Cuando fue enviado a Boston, Benjamin Galvin pasó una revista con el resto de su regimiento en una gran ceremonia junto a la escalinata de la cámara legislativa del estado. La andrajosa bandera de la compañía fue plegada y entregada al gobernador. Sólo quedaban con vida doscientos hombres del millar original. Galvin no lograba entender cómo podía darse por terminada la guerra. Ni se habían acercado siquiera al triunfo de su causa. Los esclavos fueron liberados, pero el enemigo no había cambiado de proceder y no había sido castigado.
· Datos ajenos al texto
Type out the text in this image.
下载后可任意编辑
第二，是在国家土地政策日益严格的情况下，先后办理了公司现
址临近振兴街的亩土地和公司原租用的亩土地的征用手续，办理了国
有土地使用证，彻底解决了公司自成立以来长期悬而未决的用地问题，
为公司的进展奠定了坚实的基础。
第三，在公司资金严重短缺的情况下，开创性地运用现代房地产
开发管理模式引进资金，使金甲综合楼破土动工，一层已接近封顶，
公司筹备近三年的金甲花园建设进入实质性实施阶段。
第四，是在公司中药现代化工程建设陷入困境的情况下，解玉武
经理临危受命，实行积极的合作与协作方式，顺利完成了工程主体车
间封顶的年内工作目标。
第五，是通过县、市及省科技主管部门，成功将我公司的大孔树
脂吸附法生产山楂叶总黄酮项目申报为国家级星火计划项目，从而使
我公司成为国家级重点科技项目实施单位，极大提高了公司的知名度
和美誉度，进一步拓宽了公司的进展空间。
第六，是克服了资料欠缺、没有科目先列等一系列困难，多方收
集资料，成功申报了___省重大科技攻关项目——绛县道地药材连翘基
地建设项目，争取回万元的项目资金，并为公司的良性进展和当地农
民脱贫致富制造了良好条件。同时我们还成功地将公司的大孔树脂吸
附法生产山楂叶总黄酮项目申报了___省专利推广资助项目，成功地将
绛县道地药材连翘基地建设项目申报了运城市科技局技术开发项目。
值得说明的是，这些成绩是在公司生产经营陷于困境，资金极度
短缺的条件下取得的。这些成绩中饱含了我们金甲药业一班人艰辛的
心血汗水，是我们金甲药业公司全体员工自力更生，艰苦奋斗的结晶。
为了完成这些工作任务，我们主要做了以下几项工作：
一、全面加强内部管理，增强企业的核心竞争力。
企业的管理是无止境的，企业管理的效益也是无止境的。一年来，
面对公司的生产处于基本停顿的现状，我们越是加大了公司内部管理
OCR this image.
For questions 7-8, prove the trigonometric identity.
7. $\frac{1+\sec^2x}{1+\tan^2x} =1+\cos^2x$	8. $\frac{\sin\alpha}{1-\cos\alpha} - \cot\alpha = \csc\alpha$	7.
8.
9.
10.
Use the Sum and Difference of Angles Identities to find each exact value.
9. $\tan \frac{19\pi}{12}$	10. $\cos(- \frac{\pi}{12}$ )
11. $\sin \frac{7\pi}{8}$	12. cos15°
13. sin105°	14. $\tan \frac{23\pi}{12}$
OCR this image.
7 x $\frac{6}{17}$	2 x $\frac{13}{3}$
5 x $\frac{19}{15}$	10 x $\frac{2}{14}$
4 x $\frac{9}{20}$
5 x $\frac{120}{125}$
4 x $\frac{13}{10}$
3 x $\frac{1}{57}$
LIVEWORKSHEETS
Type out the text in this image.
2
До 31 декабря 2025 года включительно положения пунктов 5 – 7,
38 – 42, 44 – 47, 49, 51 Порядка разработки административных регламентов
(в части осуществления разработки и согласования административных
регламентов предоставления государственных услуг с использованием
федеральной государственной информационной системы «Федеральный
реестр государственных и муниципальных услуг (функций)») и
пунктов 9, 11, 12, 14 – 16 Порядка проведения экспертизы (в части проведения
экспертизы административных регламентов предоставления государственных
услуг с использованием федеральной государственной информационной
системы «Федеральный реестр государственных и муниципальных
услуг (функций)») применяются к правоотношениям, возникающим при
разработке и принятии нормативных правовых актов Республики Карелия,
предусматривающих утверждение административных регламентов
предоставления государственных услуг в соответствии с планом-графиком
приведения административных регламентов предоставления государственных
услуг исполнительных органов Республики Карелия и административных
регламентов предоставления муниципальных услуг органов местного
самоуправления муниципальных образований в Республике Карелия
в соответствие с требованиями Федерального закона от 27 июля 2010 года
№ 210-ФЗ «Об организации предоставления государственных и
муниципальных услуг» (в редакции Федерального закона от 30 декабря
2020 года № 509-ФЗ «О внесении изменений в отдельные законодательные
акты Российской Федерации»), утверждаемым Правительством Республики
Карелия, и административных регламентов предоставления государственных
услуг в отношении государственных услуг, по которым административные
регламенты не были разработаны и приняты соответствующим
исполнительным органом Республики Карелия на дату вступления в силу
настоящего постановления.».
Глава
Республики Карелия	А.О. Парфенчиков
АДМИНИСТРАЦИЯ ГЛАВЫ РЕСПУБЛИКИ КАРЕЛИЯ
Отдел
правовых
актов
Galvin no era político, pero sabía que los negros no tenían paz en el Sur, con o sin esclavitud, y también sabía lo que ignoraban quienes no lucharon en la guerra: el enemigo estaba a su alrededor a todas horas y no se había rendido en absoluto. Y nunca, nunca, ni por un solo momento, los enemigos fueron sólo los sudistas.
Galvin sintió que ahora hablaba un lenguaje diferente que los civiles no comprendían. Ni siquiera podían oír. Sólo los compañeros de armas, que habían sido afectados por el cañón y el obús, tenían esa capacidad. En Boston, Galvin empezó a ir de acá para allá con ellos, formando bandas. Su aspecto era macilento y exhausto, como el de los grupos de vagabundos que habían visto en los bosques. Pero esos veteranos, muchos de los cuales habían perdido trabajos y familias y lamentaban no haber muerto en la guerra -pues al menos sus esposas tendrían una pensión-, merodeaban en busca de dinero o de muchachas bonitas, se emborrachaban y armaban alboroto. Ya no se acordaban de vigilar al enemigo y permanecían tan ciegos como los demás.
Mientras Galvin caminaba por las calles, a menudo empezaba a sentir que alguien lo seguía de cerca. Se paraba de repente y giraba sobre sí mismo, con una mirada espantosa en sus grandes ojos, pero el enemigo se había desvanecido en una esquina o entre la multitud. El diablo está enloquecido y yo estoy contento…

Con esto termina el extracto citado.